I was delighted to find teh tarik stall. It was perfect for the freezing weather. I was thrilled to find the man performing his teh tarik skill right in front of his stall. He drew a crowd. In fact he was giving away small cups of teh tarik as samples to passers by. He had very good business. I often do this at home, too. All you need is 2 cups to pour the tea into each other from a height. Be careful if you are trying it out at home. Just don’t get burnt as you may splash and spill. It takes practice to get it right. You can also try it out with milo or coffee. By ‘pulling’ the drink, you incorporate air into it and gives the drink a special aroma and taste.
Here is a very delicious bowl of sambal fried noodles (mi goreng) served with a piece of fried chicken drumsticks. It cost £5, too. The portion is small. Actually it’s just the sambal sauce scooped over the noodles and you mix it up yourself. You can easily do this at home using my sambal at Easy Nasi Lemak Overseas - Malaysia’s Great Favourite.

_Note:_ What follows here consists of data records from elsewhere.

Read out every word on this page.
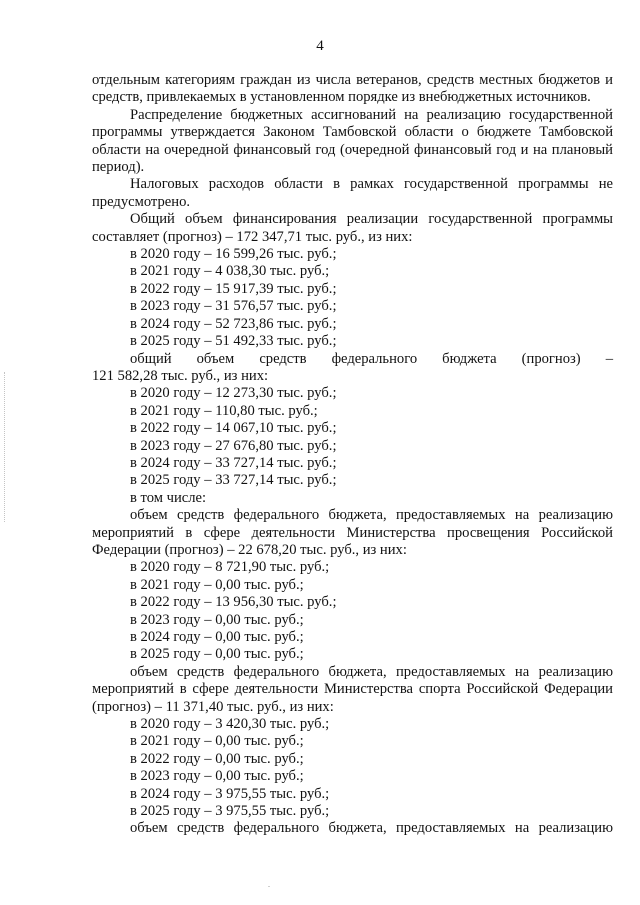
4

отдельным категориям граждан из числа ветеранов, средств местных бюджетов и средств, привлекаемых в установленном порядке из внебюджетных источников.

Распределение бюджетных ассигнований на реализацию государственной программы утверждается Законом Тамбовской области о бюджете Тамбовской области на очередной финансовый год (очередной финансовый год и на плановый период).

Налоговых расходов области в рамках государственной программы не предусмотрено.

Общий объем финансирования реализации государственной программы составляет (прогноз) – 172 347,71 тыс. руб., из них:

в 2020 году – 16 599,26 тыс. руб.;

в 2021 году – 4 038,30 тыс. руб.;

в 2022 году – 15 917,39 тыс. руб.;

в 2023 году – 31 576,57 тыс. руб.;

в 2024 году – 52 723,86 тыс. руб.;

в 2025 году – 51 492,33 тыс. руб.;

общий объем средств федерального бюджета (прогноз) –

121 582,28 тыс. руб., из них:

в 2020 году – 12 273,30 тыс. руб.;

в 2021 году – 110,80 тыс. руб.;

в 2022 году – 14 067,10 тыс. руб.;

в 2023 году – 27 676,80 тыс. руб.;

в 2024 году – 33 727,14 тыс. руб.;

в 2025 году – 33 727,14 тыс. руб.;

в том числе:

объем средств федерального бюджета, предоставляемых на реализацию мероприятий в сфере деятельности Министерства просвещения Российской Федерации (прогноз) – 22 678,20 тыс. руб., из них:

в 2020 году – 8 721,90 тыс. руб.;

в 2021 году – 0,00 тыс. руб.;

в 2022 году – 13 956,30 тыс. руб.;

в 2023 году – 0,00 тыс. руб.;

в 2024 году – 0,00 тыс. руб.;

в 2025 году – 0,00 тыс. руб.;

объем средств федерального бюджета, предоставляемых на реализацию мероприятий в сфере деятельности Министерства спорта Российской Федерации (прогноз) – 11 371,40 тыс. руб., из них:

в 2020 году – 3 420,30 тыс. руб.;

в 2021 году – 0,00 тыс. руб.;

в 2022 году – 0,00 тыс. руб.;

в 2023 году – 0,00 тыс. руб.;

в 2024 году – 3 975,55 тыс. руб.;

в 2025 году – 3 975,55 тыс. руб.;

объем средств федерального бюджета, предоставляемых на реализацию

Sambal is an important condiment in many Malaysian dishes. If you like Malaysian food and want to learn to cook it, this is one that you must try to make. You can add to almost all dishes or eat it together with other dishes.
In the picture here, you can see the nasi lemak in the forefront. At the right you see the spicy prawn crackers. The ones sold here are nothing compared to the real thing. These prawn crackers are very delicious, full of flavour. Prawns and fish crackers are very popular in Malaysia. We love it with spicy cucumber pickles (called acar), a great favourite during Chinese New Year.
At the top left in the picture here, you see curry puffs, another great Malaysian favourite. These are sold all over in Malaysia and often eaten for breakfast or any time of the day. If you like to make it yourself, I have a very nice spiral curry puff recipe which is deep fried. Check it out at Spiral Chicken Curry Puffs (Part 1 - Filling) and Spiral Chicken Curry Puffs (Part 2 - Pastry). If you want less work, you can use the pastry for my Peanut Puffs.
Another of my great favourite, in fact every Malaysian’s favourite, is the famous roti canai. It’s pronounced as ‘roh tee char naai’. Several of my Western friends here pronounced it as ‘roh ti chey ney’. They are often served with lentil curry but you can also ask for other types of curry. It is quite a lot of work to make at home.
This is how roti canai is made…… grilled on a big metal plate and served hot to customers.
If you ever travel on Malaysian airlines, you will always be served with some of these specialties, especially if you travel in business or first class. I was thrilled when Jill Colonna at Mad About Macarons shared in my nasi lemak post comment box this:
“Your post has just taken me right back to the most memorable and romantic of our trips: Nasi Lemak was our first ever dish served on our honeymoon; in 1st class Malaysian Airlines. I’ll never forget getting that served with such class and surprise for breakfast! Thank you, Mary, for showing us how to try it at home. Could be more likely candidate for a Valentine dish in our household ”
What a way to celebrate honeymoon and the coming Valentine’s day….with Malaysian food!If you like to try authentic Malaysian food, you can go to the Malaysian Hall at the location below. Maybe you can enquire more before going.
30-34 Queensborough Terrace
London W2 3ST
0871 961 8354
Bayswater (Circle, District)
Mon-Sun 8:00 - 22:00
Quote of the day……
“The first step in the acquisition of wisdom is silence, the second listening, the third memory, the fourth practice, the fifth teaching others.”